Ever since I was a teenager I have struggled with the mental illness of bipolar disorder. I would cycle through high-energy manic phases where I would feel energized, powerful and creative and often go several weeks with only one or two hours of sleep per night and often several days in a row with no sleep at all. This would be followed by many weeks to months of severe dark depression where I would totally lose the will to live. I would completely withdraw from friends, family, work and responsibility and slowly watch my world collapse around me. This would eventually be followed by another manic phase where I would "kick it in gear" and work round-the-clock to try to fix all the problems I caused during my dark depression.
In high school I went from being an honor roll student with leadership positions and a three sport athlete to becoming a drop out my junior year.
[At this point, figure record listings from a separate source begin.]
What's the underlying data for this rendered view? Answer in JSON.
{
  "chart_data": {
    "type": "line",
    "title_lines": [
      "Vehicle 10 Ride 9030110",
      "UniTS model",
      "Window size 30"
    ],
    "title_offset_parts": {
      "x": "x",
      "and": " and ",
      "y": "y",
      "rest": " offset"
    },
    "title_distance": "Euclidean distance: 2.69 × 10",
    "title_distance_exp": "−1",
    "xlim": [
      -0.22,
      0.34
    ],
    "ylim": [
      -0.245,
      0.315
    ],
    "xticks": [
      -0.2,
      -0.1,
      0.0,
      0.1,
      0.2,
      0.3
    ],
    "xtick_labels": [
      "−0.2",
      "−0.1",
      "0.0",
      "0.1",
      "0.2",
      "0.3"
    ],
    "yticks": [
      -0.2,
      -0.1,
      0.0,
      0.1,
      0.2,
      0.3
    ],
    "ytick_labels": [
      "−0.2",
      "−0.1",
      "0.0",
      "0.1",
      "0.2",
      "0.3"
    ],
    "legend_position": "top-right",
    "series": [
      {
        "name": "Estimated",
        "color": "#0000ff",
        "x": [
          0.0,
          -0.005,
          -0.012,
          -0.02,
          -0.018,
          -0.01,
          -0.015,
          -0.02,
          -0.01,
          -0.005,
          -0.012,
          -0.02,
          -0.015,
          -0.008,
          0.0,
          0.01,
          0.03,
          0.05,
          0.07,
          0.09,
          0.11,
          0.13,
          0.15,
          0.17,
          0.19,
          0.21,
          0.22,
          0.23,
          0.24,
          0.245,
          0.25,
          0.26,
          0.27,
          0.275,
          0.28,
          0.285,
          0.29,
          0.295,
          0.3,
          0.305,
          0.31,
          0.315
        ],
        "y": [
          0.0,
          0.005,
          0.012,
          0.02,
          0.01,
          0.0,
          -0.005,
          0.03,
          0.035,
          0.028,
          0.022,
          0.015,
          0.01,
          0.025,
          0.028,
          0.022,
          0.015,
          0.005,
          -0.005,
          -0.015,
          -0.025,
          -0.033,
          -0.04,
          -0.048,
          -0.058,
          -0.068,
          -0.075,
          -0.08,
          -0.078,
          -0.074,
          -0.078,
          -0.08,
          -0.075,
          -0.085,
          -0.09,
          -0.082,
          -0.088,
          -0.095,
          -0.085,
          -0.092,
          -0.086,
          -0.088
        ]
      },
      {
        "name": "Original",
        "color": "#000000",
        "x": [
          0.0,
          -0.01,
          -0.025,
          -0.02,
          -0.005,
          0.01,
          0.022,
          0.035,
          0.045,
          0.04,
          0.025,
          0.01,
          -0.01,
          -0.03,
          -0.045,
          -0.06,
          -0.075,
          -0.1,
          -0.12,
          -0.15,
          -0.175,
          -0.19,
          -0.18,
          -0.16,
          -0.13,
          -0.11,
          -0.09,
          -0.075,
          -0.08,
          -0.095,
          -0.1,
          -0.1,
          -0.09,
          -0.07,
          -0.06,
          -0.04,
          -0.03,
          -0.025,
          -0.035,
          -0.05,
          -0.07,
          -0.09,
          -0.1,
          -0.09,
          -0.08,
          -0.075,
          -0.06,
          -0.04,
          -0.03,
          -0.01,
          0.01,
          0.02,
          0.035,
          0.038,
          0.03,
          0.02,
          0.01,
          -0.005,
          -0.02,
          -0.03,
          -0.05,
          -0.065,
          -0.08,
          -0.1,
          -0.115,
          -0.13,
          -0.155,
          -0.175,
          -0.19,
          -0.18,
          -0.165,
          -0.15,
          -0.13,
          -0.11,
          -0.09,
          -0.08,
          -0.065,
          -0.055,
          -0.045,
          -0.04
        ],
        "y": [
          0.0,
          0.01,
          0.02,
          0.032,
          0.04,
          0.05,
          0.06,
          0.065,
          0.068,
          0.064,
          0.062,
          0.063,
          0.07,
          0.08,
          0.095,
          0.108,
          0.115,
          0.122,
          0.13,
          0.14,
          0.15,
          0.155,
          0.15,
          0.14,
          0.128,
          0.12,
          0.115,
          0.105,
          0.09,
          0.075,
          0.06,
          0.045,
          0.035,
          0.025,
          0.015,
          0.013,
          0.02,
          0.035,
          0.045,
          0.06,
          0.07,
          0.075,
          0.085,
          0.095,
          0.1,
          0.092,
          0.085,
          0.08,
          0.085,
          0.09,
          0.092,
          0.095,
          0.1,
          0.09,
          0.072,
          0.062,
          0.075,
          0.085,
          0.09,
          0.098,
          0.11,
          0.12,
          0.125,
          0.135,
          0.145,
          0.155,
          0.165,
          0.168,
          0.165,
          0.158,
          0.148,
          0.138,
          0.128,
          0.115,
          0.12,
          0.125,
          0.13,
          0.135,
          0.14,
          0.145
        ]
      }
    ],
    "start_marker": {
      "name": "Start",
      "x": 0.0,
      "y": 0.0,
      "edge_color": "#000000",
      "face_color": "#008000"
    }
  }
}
Despite my self-destructive behavior, I managed to pull myself together - well sort of - After six years and five different colleges, I finally earned my bachelors degree. From there I served as an army officer, earned an MBA from a top ranked school and had a successful, decade-long career in the pharmaceutical industry.
As time passed however, my mental illness grew progressively worse. Manic episodes were no longer euphoric. They were governed by stress, anxiety and irrational behavior that cost me hundreds of thousands of dollars and destruction of several interpersonal relationships. This combined with my severe depression eventually cost me my career, my home and almost my marriage. Depression got so bad that I was no longer able to work. I couldn't think or concentrate on the simplest of tasks like making a basic grocery list. I would stay in bed for days, often sleeping 20 or more hours per day without eating.
During this entire time, not only was I undiagnosed, I was in denial that there was anything wrong with me. When I found myself in a psychiatric ward of a hospital after almost taking my own life, God finally got my attention and brought me to my knees. I finally received a diagnosis of bipolar disorder which was the beginning of self understanding, but far from the end of my journey. In many ways, things became more difficult. In less than two years time I was hospitalized two more times and partially hospitalized another two times while going through more than a dozen psychologists, psychiatrists and therapists as well as over a dozen different medications, most of which left me worse off than if I taken no medication.
All this was going on while I was an active member of my church, serving in the junior high ministry and involved in two small group Bible studies. I didn't talk to anyone about what I was going through. I felt embarrassed, alone and ashamed. I felt like I was a bad Christian for letting fear, depression and anxiety rule my life. I felt like a failure as a husband and father for not being able to take care of my family. I couldn't even take care of myself. When I finally got the courage to reach out to my closest Christian friends, I was met with the bewilderment and confusion. Even those who wanted to help admitted that they didn't understand. It felt like they all looked at me differently after I told them about my mental illness. Some friends asked a lot of questions. I'm sure it was well-intentioned, but it felt like an inquisition where I felt I needed to justify and defend myself.
I have prayed for years now that God heal me and make me whole... that he remove this thorn from my flesh. Despite best efforts from myself and my support team, I have not been made well, but I've learned to accept, at least for now, that God's grace will be sufficient for me.